Figure 3. Inheritance state analysis, error estimation, and phasing.

A, A Hidden Markov Model (HMM) was used to infer one of four Mendelian and two non-Mendelian inheritance states for each allele assortment at variant positions across the quartet. “MIE-rich” refers to Mendelian-inheritance error (MIE) rich regions. “Compression” refers to genotype errors from heterozygous structural variation in the reference or study subjects, manifest as a high proportion of uniformly heterozygous positions across the quartet.
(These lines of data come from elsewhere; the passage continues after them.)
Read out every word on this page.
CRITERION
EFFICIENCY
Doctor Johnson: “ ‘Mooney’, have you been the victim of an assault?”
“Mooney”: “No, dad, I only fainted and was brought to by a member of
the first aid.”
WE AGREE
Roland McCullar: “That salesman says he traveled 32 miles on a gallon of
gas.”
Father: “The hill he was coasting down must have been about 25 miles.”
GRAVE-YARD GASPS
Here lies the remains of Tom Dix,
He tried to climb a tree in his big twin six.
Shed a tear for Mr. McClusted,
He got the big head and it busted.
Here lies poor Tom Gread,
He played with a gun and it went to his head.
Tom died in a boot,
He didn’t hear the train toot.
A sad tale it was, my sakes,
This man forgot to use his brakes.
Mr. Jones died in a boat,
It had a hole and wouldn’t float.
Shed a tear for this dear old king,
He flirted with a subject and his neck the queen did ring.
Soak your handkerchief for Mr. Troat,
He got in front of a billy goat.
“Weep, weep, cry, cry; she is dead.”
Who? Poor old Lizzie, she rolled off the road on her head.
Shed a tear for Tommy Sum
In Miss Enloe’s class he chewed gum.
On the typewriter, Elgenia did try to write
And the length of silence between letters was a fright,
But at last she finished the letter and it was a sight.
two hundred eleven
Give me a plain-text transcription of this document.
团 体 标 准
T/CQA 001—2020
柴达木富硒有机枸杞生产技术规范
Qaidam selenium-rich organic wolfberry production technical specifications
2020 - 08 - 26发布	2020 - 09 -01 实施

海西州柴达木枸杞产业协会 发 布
B, A combination of quality score calibration using orthogonal genotyping technology and filtering SNVs in error prone regions (MIE-rich and compression regions) identified by the HMM resulted in >90% reduction in the genotype error rate estimated by the MIE rate. C, Consistent with PRDM9 allelic status, approximately half of all recombinations in each parent occurred in hotspots. The mother has two haplotypes in the gene RNF212 associated with low recombination rates, while the father has one haplotype each associated with high and low recombination rates. Notation denotes base at [rs3796619, rs1670533]. D, Variant phasing using pedigree, inheritance state, and population linkage disequilibrium data. Pedigree data were first used to phase informative allele assortments in trios (top). The inheritance state of neighboring regions was used to phase positions in which all members of a mother-father-child trio were heterozygous and the sibling was homozygous for the reference or non-reference allele (middle). For uniformly heterozygous positions, we phased the non-reference allele using a maximum likelihood model to assign the non-reference allele to paternal or maternal chromosomes based on population linkage disequilibrium with phased SNVs within 250 kbp (bottom). In all panels a corresponds to the reference allele and b to the non-reference allele.